Tüy misali kayarak indiğini duydu yataktan, eşyalarını topladığını tek tek… Banyo kapısı kapandı.

Yatağın kenarına ilişmiş bekliyordu. Ayaklarını saran parlak iskarpinler sanki bir iki numara büyüktü. Gözleri telefon ekranına sabitlenmiş, körpe parmakları hızla tuşların arasında gidip geliyordu. Ağzından yayılan naneli çiklet kokusu hantal adamın odayı terk etmesini zorlaştırıyordu.

-Yüz lira fazla bırakıyorum bu sefer, dedi aynada son bir kez görünümünü denetlerken, sakın babana kaptırma.

-Hı hııı, yine onayladı ne tam çocuk ne tam kadın olabilen. 'Hiçbir şey' olmanın, daha doğrusu 'hiç kimsenin hiçbir şeyi' olmanın inanılmaz hafifliği üzerinde.

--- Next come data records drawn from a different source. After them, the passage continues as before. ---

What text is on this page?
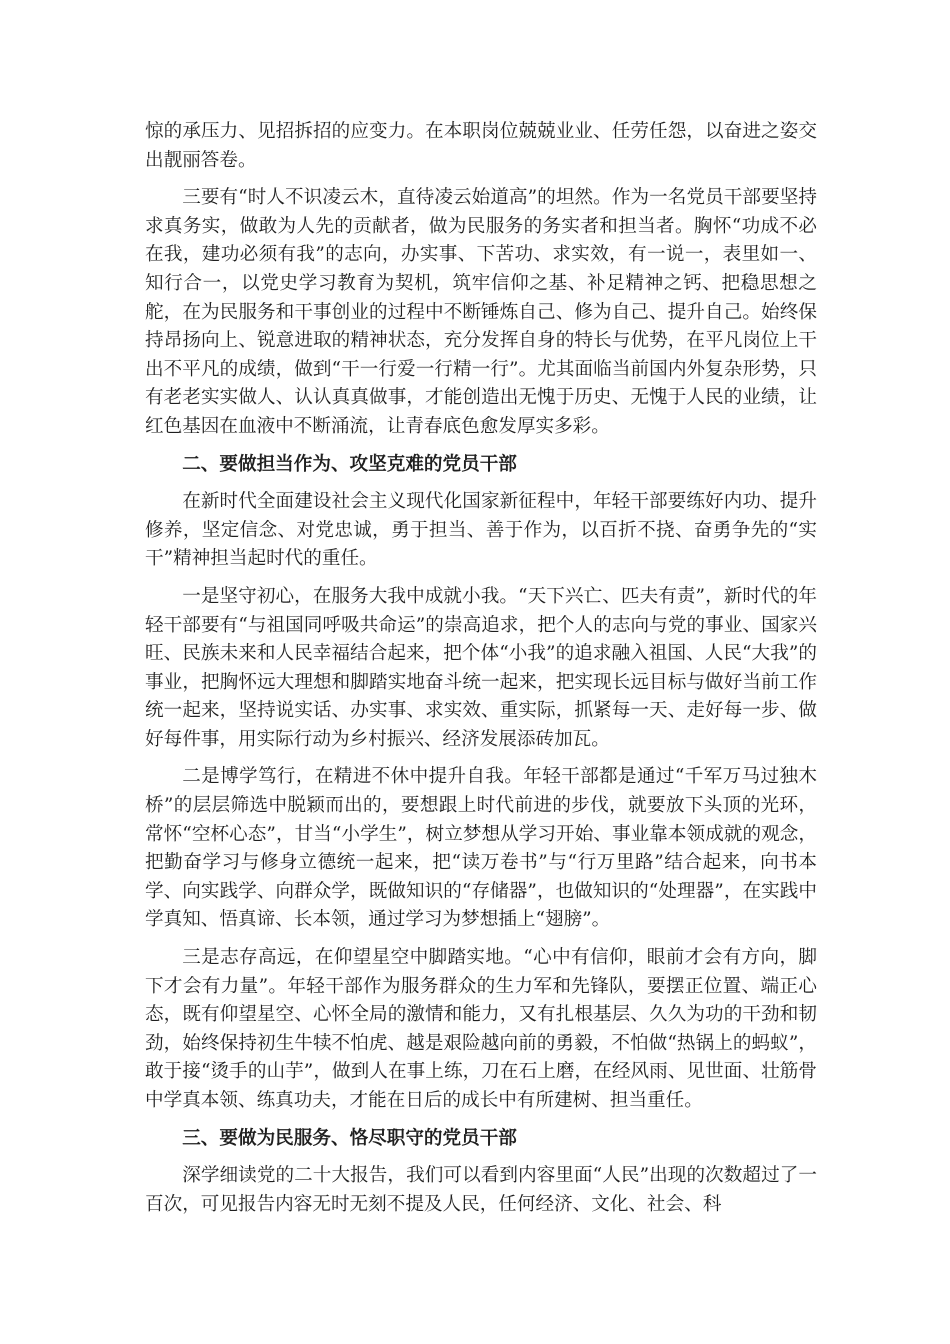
惊的承压力、见招拆招的应变力。在本职岗位兢兢业业、任劳任怨，以奋进之姿交出靓丽答卷。

三要有“时人不识凌云木，直待凌云始道高”的坦然。作为一名党员干部要坚持求真务实，做敢为人先的贡献者，做为民服务的务实者和担当者。胸怀“功成不必在我，建功必须有我”的志向，办实事、下苦功、求实效，有一说一，表里如一、知行合一，以党史学习教育为契机，筑牢信仰之基、补足精神之钙、把稳思想之舵，在为民服务和干事创业的过程中不断锤炼自己、修为自己、提升自己。始终保持昂扬向上、锐意进取的精神状态，充分发挥自身的特长与优势，在平凡岗位上干出不平凡的成绩，做到“干一行爱一行精一行”。尤其面临当前国内外复杂形势，只有老老实实做人、认认真真做事，才能创造出无愧于历史、无愧于人民的业绩，让红色基因在血液中不断涌流，让青春底色愈发厚实多彩。

二、要做担当作为、攻坚克难的党员干部

在新时代全面建设社会主义现代化国家新征程中，年轻干部要练好内功、提升修养，坚定信念、对党忠诚，勇于担当、善于作为，以百折不挠、奋勇争先的“实干”精神担当起时代的重任。

一是坚守初心，在服务大我中成就小我。“天下兴亡、匹夫有责”，新时代的年轻干部要有“与祖国同呼吸共命运”的崇高追求，把个人的志向与党的事业、国家兴旺、民族未来和人民幸福结合起来，把个体“小我”的追求融入祖国、人民“大我”的事业，把胸怀远大理想和脚踏实地奋斗统一起来，把实现长远目标与做好当前工作统一起来，坚持说实话、办实事、求实效、重实际，抓紧每一天、走好每一步、做好每件事，用实际行动为乡村振兴、经济发展添砖加瓦。

二是博学笃行，在精进不休中提升自我。年轻干部都是通过“千军万马过独木桥”的层层筛选中脱颖而出的，要想跟上时代前进的步伐，就要放下头顶的光环，常怀“空杯心态”，甘当“小学生”，树立梦想从学习开始、事业靠本领成就的观念，把勤奋学习与修身立德统一起来，把“读万卷书”与“行万里路”结合起来，向书本学、向实践学、向群众学，既做知识的“存储器”，也做知识的“处理器”，在实践中学真知、悟真谛、长本领，通过学习为梦想插上“翅膀”。

三是志存高远，在仰望星空中脚踏实地。“心中有信仰，眼前才会有方向，脚下才会有力量”。年轻干部作为服务群众的生力军和先锋队，要摆正位置、端正心态，既有仰望星空、心怀全局的激情和能力，又有扎根基层、久久为功的干劲和韧劲，始终保持初生牛犊不怕虎、越是艰险越向前的勇毅，不怕做“热锅上的蚂蚁”，敢于接“烫手的山芋”，做到人在事上练，刀在石上磨，在经风雨、见世面、壮筋骨中学真本领、练真功夫，才能在日后的成长中有所建树、担当重任。

三、要做为民服务、恪尽职守的党员干部

深学细读党的二十大报告，我们可以看到内容里面“人民”出现的次数超过了一百次，可见报告内容无时无刻不提及人民，任何经济、文化、社会、科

Kalın gözlüklü hantal adamın bir an içi titredi, benzi sarardı. Minik kızı Yasemin, sevimli kahkahasıyla, tam karşısında, güvenli kollarını dolamıştı boynuna aynadaki aksinin. Silkindi hemen, tüm gücüyle attı sırtından ağırlaşan yüreğini ve bir yüzlük daha bıraktı komodinin üzerine. Kulağında teskin edici seslerle terk etti loş ve pespaye hotel odasını:

-O çok beğendiği küpelerin takımını alsalar bari…

-Şu pez...nk babasıyla konuşsam da… Ne kadar ister ki?

-Yine şanslı küçük cadı, kim dikkat eder öyle kızlığına mızlığına…

-Ben olmasam zaten bir başkası…

-Ben olmasam bir başkası…

-Ben veya bir başkası…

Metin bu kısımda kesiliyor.